There’s a lot to marvel at on any National album: the regality, the musicianship, the compositional flourishes, the ornate displays of sublimated rage. The ex-Brooklynites are among the smallest handful of ’00s bands to close out the ’10s with a higher stock than what they entered with; theirs is one of the richest dynamics in indie rock. But for all they’re good at, every album has been first and foremost a litmus test on singer Matt Berninger. To enjoy the National, you’ve got to enjoy him.
Anybody who’s followed the band for seven albums has likely done so because they’ve connected with Berninger’s dapper hangdog persona, a Cary Grant interpretation of Leonard Cohen. He’s the kind of singer who can express listeners’ ugliest insecurities yet somehow make them sound like a brag, forever the star of his own movie where not much happens but it’s all beautifully shot. It’s a real feat spinning a fantasy out of feelings so messy. Even for listeners growing tired of his grousing voiceovers, or those who never liked it much to begin with, the band’s form-breaking eighth album I Am Easy To Find offers another way in. For the first time, Berninger is just a piece of this universe, not the center.
On nearly every song Berninger is accompanied and sometimes silenced by a rotation of featured female vocalists who step in to offer perspective, commentary, and dissent. It’s perhaps yet another lesson internalized from Cohen, whose songs regularly called on a chorus of women as their voice of reason. And like Cohen, the National have recruited some of the best singers out, among them Lisa Hannigan, Mina Tindle, Kate Stables, Sharon Van Etten, and the Brooklyn Youth Chorus, whose spotlight “Dust Swirls in Strange Light” benches Berninger all together. Most revelatory of all is Gail Ann Dorsey, David Bowie’s longtime bassist and backing singer, who heralds the album’s new direction midway through opener “You Had Your Soul With You.” Her extraordinary voice of saffron arrives like a divine intervention, instantly parting a track that had previously been National-by-numbers.
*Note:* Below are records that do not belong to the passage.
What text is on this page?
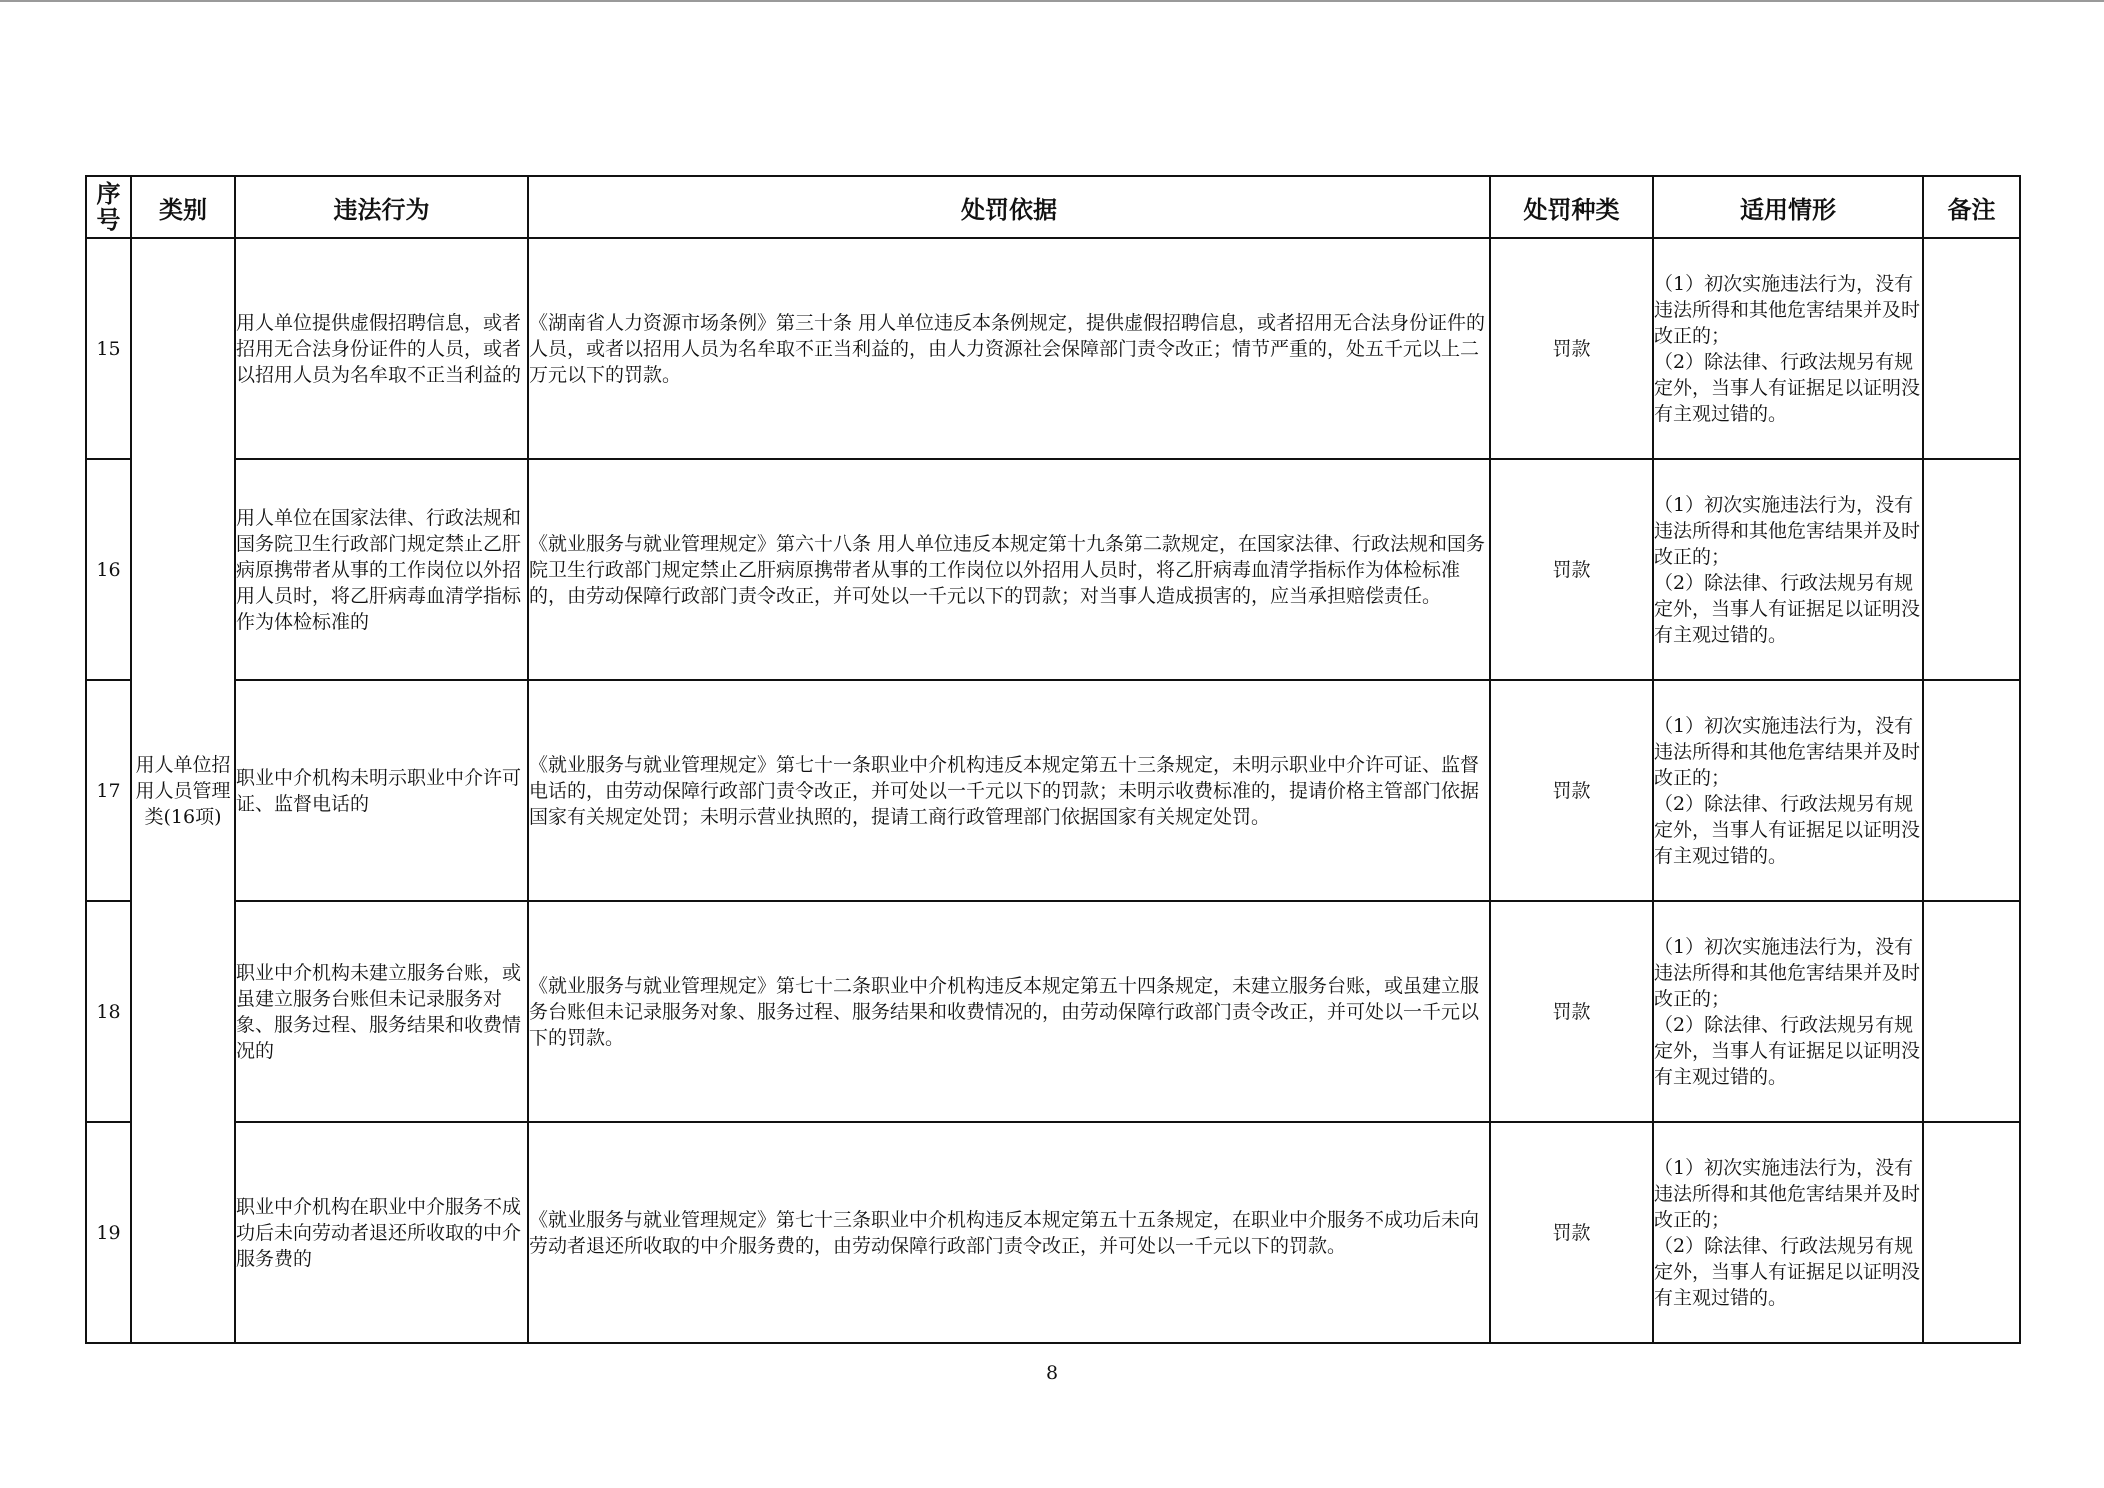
序号	类别	违法行为	处罚依据	处罚种类	适用情形	备注
15	用人单位招用人员管理类(16项)	用人单位提供虚假招聘信息，或者招用无合法身份证件的人员，或者以招用人员为名牟取不正当利益的	《湖南省人力资源市场条例》第三十条 用人单位违反本条例规定，提供虚假招聘信息，或者招用无合法身份证件的人员，或者以招用人员为名牟取不正当利益的，由人力资源社会保障部门责令改正；情节严重的，处五千元以上二万元以下的罚款。	罚款	（1）初次实施违法行为，没有违法所得和其他危害结果并及时改正的；
（2）除法律、行政法规另有规定外，当事人有证据足以证明没有主观过错的。	

16		用人单位在国家法律、行政法规和国务院卫生行政部门规定禁止乙肝病原携带者从事的工作岗位以外招用人员时，将乙肝病毒血清学指标作为体检标准的	《就业服务与就业管理规定》第六十八条 用人单位违反本规定第十九条第二款规定，在国家法律、行政法规和国务院卫生行政部门规定禁止乙肝病原携带者从事的工作岗位以外招用人员时，将乙肝病毒血清学指标作为体检标准的，由劳动保障行政部门责令改正，并可处以一千元以下的罚款；对当事人造成损害的，应当承担赔偿责任。	罚款	（1）初次实施违法行为，没有违法所得和其他危害结果并及时改正的；
（2）除法律、行政法规另有规定外，当事人有证据足以证明没有主观过错的。	

17		职业中介机构未明示职业中介许可证、监督电话的	《就业服务与就业管理规定》第七十一条职业中介机构违反本规定第五十三条规定，未明示职业中介许可证、监督电话的，由劳动保障行政部门责令改正，并可处以一千元以下的罚款；未明示收费标准的，提请价格主管部门依据国家有关规定处罚；未明示营业执照的，提请工商行政管理部门依据国家有关规定处罚。	罚款	（1）初次实施违法行为，没有违法所得和其他危害结果并及时改正的；
（2）除法律、行政法规另有规定外，当事人有证据足以证明没有主观过错的。	

18		职业中介机构未建立服务台账，或虽建立服务台账但未记录服务对象、服务过程、服务结果和收费情况的	《就业服务与就业管理规定》第七十二条职业中介机构违反本规定第五十四条规定，未建立服务台账，或虽建立服务台账但未记录服务对象、服务过程、服务结果和收费情况的，由劳动保障行政部门责令改正，并可处以一千元以下的罚款。	罚款	（1）初次实施违法行为，没有违法所得和其他危害结果并及时改正的；
（2）除法律、行政法规另有规定外，当事人有证据足以证明没有主观过错的。	

19		职业中介机构在职业中介服务不成功后未向劳动者退还所收取的中介服务费的	《就业服务与就业管理规定》第七十三条职业中介机构违反本规定第五十五条规定，在职业中介服务不成功后未向劳动者退还所收取的中介服务费的，由劳动保障行政部门责令改正，并可处以一千元以下的罚款。	罚款	（1）初次实施违法行为，没有违法所得和其他危害结果并及时改正的；
（2）除法律、行政法规另有规定外，当事人有证据足以证明没有主观过错的。	

8
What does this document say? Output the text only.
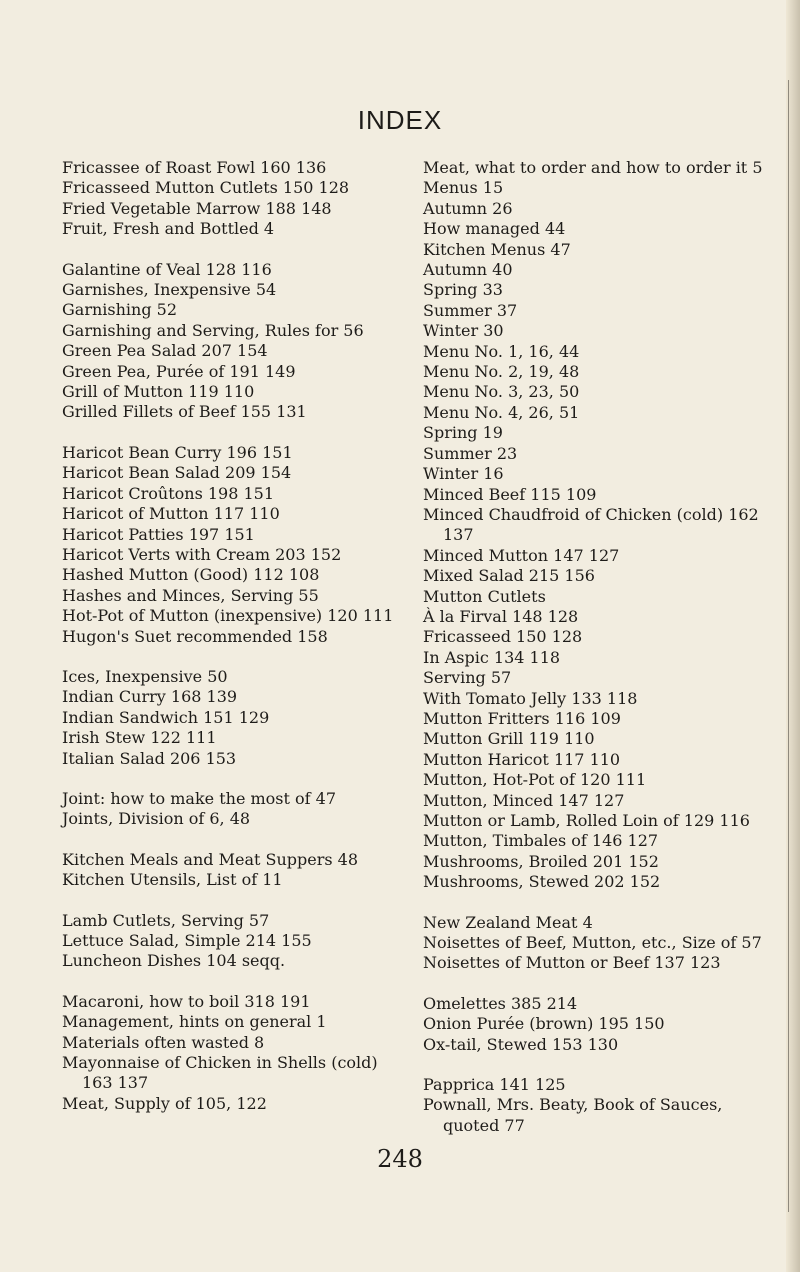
INDEX
Fricassee of Roast Fowl 160 136
Fricasseed Mutton Cutlets 150 128
Fried Vegetable Marrow 188 148
Fruit, Fresh and Bottled 4
Galantine of Veal 128 116
Garnishes, Inexpensive 54
Garnishing 52
Garnishing and Serving, Rules for 56
Green Pea Salad 207 154
Green Pea, Purée of 191 149
Grill of Mutton 119 110
Grilled Fillets of Beef 155 131
Haricot Bean Curry 196 151
Haricot Bean Salad 209 154
Haricot Croûtons 198 151
Haricot of Mutton 117 110
Haricot Patties 197 151
Haricot Verts with Cream 203 152
Hashed Mutton (Good) 112 108
Hashes and Minces, Serving 55
Hot-Pot of Mutton (inexpensive) 120 111
Hugon's Suet recommended 158
Ices, Inexpensive 50
Indian Curry 168 139
Indian Sandwich 151 129
Irish Stew 122 111
Italian Salad 206 153
Joint: how to make the most of 47
Joints, Division of 6, 48
Kitchen Meals and Meat Suppers 48
Kitchen Utensils, List of 11
Lamb Cutlets, Serving 57
Lettuce Salad, Simple 214 155
Luncheon Dishes 104 seqq.
Macaroni, how to boil 318 191
Management, hints on general 1
Materials often wasted 8
Mayonnaise of Chicken in Shells (cold) 163 137
Meat, Supply of 105, 122
Meat, what to order and how to order it 5
Menus 15
Autumn 26
How managed 44
Kitchen Menus 47
Autumn 40
Spring 33
Summer 37
Winter 30
Menu No. 1, 16, 44
Menu No. 2, 19, 48
Menu No. 3, 23, 50
Menu No. 4, 26, 51
Spring 19
Summer 23
Winter 16
Minced Beef 115 109
Minced Chaudfroid of Chicken (cold) 162 137
Minced Mutton 147 127
Mixed Salad 215 156
Mutton Cutlets
À la Firval 148 128
Fricasseed 150 128
In Aspic 134 118
Serving 57
With Tomato Jelly 133 118
Mutton Fritters 116 109
Mutton Grill 119 110
Mutton Haricot 117 110
Mutton, Hot-Pot of 120 111
Mutton, Minced 147 127
Mutton or Lamb, Rolled Loin of 129 116
Mutton, Timbales of 146 127
Mushrooms, Broiled 201 152
Mushrooms, Stewed 202 152
New Zealand Meat 4
Noisettes of Beef, Mutton, etc., Size of 57
Noisettes of Mutton or Beef 137 123
Omelettes 385 214
Onion Purée (brown) 195 150
Ox-tail, Stewed 153 130
Papprica 141 125
Pownall, Mrs. Beaty, Book of Sauces, quoted 77
248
The album’s guest roster shores up the National’s greatest critical vulnerability—the myopic white, male vantage—so conveniently that it’s tempting to read it as cynical. In interviews, the band has been more than a little defensive about the choice, insisting it wasn’t made out of some patronizing notion of allyship. It’s the execution, though, that casts aside doubts. These women aren’t window dressing, they’re focal points, and each subtly redirects the music to previously unexplored directions. They approach these songs from the most daring angles of attack, creating an air of unpredictability that even 2017’s electronics-laced Sleep Well Beast couldn’t sustain. Their presence also turns the lyrics, some written by Berninger’s wife Carin Besser, from a monologue into a conversation. The competing perspectives seem to humble the singer, challenging him and shaking him from his own head. “I know I can get attached and then unattached to my own versions of others,” he concedes on “The Pull of You.”